Bona brought that opportunity at just the right time, as he had reached the top of the junior college level. Whether he coaches at Bona for as long as he did at Herkimer, Rathbun doesn’t see the job as a stepping stone.
“I’m not one that’s going to just jump at a job because it’s another job,” he said. “It has to be the perfect fit, and right now, St. Bonaventure (is that).”
Rathbun considers the Atlantic 10 the best Division I baseball conference in New York, rivaling the Big East, and by staying in the state, he can call on existing relationships in recruiting.
“Being familiar with this area, I had sent a few players here that were successful, so I knew the type of student-athlete that this school needed to be successful. I think the guys that I sent here were good,” Rathbun said. “I just felt like I could leave at lunchtime and be back where I grew up for dinner, so it’s not that far away. Just all of those things kind of pointed to this being the spot, and I think for everybody once you step foot on this campus, you feel something good. It just has a feeling to it of calmness, like you’re in the right place.”

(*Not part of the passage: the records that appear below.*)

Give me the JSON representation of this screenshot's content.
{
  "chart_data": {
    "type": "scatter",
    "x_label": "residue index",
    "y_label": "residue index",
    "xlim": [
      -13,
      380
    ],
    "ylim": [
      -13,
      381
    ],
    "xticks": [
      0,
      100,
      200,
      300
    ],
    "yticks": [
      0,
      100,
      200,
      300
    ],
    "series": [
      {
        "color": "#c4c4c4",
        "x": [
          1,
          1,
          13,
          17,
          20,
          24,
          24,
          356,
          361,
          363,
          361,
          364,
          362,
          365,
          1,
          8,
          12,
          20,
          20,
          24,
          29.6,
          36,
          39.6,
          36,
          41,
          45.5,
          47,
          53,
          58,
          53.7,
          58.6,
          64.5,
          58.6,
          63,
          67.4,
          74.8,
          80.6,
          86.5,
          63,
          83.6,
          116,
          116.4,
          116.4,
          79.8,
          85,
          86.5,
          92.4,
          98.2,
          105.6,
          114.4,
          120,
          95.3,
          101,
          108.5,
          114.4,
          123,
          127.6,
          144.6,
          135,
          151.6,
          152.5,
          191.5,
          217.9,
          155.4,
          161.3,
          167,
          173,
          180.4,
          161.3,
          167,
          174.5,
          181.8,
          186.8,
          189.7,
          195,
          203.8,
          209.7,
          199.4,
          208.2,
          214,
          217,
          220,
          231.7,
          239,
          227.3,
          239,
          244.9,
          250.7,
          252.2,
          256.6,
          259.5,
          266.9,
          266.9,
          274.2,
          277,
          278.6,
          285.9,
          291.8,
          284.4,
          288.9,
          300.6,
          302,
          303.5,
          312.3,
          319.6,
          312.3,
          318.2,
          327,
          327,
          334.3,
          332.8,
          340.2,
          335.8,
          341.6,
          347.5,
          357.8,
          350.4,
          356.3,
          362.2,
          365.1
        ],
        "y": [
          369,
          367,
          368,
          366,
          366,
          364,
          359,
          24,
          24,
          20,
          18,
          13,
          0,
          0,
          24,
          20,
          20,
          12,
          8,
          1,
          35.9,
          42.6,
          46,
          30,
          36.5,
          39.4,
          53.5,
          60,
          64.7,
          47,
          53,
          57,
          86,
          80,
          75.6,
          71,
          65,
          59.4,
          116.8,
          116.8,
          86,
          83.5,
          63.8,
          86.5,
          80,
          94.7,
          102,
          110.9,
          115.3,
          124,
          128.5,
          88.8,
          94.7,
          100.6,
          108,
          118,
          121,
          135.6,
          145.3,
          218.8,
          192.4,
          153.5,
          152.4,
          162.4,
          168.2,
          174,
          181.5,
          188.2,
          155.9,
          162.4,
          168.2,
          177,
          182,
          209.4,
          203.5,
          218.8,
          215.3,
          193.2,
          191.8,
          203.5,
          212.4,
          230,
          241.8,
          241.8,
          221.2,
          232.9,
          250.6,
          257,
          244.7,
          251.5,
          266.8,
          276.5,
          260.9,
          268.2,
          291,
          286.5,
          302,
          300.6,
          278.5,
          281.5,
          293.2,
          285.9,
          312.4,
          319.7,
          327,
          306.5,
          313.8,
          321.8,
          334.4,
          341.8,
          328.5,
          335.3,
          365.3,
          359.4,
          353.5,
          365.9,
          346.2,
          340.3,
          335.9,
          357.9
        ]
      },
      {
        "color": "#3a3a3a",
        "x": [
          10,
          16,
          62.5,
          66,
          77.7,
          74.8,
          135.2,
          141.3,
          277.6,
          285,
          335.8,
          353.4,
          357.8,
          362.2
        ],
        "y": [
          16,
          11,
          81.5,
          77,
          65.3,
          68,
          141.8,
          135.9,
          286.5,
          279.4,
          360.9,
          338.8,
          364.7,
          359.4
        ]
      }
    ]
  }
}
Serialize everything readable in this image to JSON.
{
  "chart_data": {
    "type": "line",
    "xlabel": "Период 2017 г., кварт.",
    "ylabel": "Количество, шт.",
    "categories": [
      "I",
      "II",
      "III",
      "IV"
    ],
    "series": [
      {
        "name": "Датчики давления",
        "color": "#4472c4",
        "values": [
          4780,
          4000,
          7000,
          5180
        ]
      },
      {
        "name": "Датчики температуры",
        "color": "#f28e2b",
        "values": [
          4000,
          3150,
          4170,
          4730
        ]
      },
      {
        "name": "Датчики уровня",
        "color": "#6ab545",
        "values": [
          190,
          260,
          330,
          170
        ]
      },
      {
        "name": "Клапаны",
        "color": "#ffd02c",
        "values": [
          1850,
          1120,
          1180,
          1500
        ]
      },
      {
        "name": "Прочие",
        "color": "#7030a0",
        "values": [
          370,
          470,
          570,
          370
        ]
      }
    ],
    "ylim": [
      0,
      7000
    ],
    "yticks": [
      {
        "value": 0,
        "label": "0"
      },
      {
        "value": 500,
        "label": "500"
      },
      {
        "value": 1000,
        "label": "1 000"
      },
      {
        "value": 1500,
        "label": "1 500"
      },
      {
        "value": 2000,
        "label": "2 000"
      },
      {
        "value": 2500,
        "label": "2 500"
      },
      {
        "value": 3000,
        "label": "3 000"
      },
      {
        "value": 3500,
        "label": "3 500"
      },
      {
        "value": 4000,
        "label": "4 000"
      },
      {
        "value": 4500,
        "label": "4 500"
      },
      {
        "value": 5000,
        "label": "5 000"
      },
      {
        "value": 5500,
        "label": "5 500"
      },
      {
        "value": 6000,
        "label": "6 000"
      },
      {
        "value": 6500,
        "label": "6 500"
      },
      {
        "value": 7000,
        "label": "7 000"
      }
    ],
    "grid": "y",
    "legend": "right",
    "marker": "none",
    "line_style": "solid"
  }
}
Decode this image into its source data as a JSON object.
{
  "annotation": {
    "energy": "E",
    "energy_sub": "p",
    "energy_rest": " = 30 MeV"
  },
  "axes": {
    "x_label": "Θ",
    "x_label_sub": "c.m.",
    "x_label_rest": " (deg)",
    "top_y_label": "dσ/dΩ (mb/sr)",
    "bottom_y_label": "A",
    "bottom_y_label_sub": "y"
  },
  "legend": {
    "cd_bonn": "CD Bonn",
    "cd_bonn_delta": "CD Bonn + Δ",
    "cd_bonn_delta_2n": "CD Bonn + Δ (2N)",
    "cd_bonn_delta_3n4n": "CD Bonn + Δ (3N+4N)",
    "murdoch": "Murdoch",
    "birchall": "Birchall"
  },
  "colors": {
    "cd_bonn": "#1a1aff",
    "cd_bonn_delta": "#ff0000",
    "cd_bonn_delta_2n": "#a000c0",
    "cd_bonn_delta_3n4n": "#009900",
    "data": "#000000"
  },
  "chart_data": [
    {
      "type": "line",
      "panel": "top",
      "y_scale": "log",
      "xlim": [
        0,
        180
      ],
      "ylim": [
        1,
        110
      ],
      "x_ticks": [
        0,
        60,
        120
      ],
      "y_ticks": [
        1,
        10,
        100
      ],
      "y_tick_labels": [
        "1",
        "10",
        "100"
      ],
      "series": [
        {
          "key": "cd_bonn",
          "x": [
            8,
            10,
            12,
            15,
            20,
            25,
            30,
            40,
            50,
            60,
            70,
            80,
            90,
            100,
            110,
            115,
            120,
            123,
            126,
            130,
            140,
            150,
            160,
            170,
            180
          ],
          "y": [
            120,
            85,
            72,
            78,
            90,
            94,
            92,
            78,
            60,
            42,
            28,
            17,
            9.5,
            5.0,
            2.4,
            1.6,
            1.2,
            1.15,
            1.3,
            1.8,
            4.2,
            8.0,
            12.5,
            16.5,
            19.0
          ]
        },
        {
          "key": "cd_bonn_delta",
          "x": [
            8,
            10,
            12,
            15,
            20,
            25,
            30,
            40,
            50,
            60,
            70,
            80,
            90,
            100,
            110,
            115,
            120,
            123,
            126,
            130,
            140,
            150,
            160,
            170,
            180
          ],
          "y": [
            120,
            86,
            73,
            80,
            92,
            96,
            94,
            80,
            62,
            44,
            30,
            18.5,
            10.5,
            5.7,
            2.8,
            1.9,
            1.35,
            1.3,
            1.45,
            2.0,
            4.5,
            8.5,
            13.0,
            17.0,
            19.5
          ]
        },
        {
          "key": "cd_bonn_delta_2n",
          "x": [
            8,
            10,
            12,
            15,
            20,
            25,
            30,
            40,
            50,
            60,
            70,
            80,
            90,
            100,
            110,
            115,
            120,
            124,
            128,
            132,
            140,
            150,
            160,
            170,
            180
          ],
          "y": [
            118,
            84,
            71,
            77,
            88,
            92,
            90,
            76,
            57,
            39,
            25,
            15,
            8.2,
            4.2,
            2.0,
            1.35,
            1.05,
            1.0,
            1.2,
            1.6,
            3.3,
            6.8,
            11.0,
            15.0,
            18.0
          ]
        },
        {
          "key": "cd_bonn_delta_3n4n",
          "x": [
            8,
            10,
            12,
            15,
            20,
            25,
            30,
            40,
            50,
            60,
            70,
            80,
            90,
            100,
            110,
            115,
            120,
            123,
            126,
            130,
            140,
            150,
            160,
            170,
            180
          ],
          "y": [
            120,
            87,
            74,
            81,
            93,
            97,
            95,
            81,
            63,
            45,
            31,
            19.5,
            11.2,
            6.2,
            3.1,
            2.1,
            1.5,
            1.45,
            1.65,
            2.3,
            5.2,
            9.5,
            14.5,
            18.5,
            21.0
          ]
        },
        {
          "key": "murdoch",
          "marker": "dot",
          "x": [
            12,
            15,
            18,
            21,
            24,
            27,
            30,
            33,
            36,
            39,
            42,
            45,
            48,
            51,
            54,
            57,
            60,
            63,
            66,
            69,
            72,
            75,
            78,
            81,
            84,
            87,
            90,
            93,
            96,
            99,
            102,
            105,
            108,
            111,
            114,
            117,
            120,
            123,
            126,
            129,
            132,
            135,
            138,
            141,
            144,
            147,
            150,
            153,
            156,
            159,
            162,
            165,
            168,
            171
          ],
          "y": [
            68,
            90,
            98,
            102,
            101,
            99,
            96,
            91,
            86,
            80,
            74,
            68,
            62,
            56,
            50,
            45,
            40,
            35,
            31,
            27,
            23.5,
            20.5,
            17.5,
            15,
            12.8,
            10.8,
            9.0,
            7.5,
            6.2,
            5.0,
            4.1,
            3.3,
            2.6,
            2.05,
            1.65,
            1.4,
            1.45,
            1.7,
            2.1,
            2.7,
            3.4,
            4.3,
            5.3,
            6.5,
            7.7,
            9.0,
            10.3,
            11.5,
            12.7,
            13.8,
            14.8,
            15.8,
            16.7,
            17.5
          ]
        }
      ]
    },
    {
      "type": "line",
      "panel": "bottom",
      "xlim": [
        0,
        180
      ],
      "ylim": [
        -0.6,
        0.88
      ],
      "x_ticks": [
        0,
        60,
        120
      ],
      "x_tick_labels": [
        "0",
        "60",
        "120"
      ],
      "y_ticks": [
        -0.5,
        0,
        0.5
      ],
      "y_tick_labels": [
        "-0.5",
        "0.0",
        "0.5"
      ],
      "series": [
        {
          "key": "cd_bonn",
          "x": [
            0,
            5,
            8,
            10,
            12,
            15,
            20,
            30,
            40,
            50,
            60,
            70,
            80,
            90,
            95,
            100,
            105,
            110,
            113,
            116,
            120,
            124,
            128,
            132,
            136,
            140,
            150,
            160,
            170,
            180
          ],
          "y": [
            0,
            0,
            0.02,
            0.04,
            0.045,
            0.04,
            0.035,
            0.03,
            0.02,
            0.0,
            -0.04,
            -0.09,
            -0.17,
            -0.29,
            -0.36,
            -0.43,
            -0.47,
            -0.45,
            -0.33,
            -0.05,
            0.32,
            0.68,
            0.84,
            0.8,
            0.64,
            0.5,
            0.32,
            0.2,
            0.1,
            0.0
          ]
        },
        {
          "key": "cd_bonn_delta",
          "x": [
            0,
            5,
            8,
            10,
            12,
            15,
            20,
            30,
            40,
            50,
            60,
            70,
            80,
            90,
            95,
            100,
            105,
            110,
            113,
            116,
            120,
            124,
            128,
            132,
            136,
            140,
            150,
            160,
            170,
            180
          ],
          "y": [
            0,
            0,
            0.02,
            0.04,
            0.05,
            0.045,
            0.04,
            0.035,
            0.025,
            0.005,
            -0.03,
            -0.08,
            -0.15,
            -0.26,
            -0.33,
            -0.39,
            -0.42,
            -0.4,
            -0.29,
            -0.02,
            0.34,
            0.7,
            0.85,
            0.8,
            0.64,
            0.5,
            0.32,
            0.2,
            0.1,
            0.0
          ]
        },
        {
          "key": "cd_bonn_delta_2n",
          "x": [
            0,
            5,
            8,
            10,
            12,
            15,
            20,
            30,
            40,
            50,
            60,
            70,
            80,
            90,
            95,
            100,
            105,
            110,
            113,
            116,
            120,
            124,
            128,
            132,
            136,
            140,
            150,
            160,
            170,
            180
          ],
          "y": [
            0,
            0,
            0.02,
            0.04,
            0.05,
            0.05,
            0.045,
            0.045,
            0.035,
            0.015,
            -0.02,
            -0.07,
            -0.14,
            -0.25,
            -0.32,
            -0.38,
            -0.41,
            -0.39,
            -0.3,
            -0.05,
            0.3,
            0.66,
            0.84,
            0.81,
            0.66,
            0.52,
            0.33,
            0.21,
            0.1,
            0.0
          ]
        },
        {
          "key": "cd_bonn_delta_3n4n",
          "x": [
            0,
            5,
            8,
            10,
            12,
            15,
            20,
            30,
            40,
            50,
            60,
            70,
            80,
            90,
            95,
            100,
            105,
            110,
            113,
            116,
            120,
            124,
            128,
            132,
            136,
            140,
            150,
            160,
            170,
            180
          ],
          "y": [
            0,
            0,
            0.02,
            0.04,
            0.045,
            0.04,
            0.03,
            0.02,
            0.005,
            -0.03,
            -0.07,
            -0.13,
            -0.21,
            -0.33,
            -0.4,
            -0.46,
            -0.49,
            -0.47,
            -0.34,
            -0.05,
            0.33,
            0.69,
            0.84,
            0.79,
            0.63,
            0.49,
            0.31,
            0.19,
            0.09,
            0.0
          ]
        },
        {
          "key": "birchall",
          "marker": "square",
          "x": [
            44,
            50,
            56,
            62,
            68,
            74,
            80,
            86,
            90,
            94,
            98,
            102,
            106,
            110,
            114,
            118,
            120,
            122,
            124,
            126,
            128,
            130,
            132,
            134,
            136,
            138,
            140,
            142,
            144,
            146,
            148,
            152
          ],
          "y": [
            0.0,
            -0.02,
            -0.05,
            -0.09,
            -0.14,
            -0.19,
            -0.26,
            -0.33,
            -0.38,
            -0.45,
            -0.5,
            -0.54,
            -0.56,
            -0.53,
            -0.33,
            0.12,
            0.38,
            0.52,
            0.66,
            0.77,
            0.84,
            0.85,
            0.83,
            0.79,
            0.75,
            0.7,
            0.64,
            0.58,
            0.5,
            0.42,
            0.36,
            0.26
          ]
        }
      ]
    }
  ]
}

Salerno remained on staff as Rathbun’s top assistant, which he called a big help with the transition. Bona has already landed some recruits and made some aggressive plans for future scheduling, including with Louisville in 2024 and Vanderbilt in 2025.
“At some point after 18 years you think to yourself, that’s never going to be a reality. I’m getting older, I’m never going to get this opportunity to be a Division I coach,” Rathbun said. “Then when it’s here, it’s like wow, I’m living it. But I feel like we’re having success. The team’s getting better, we’re getting recruits, everything’s coming together early in this process.”
Rathbun said he’s had the support of the Bona athletic department and new AD Joe Manhertz, who he called “an amazing athletic director, (who) has vision and works just as hard as we do as coaches,” along with his direct supervisor, Steve Campbell.
“It’s great to have great support to allow me to do these things and to start building,” Rathbun said. “It’s great to have B.J. here, somebody who’s been in the program for so long, to help me with this transition. Our relationship is growing stronger every day. I have not had that moment yet where I’m say, man, I miss Herkimer. I’m really happy every day coming to work here.”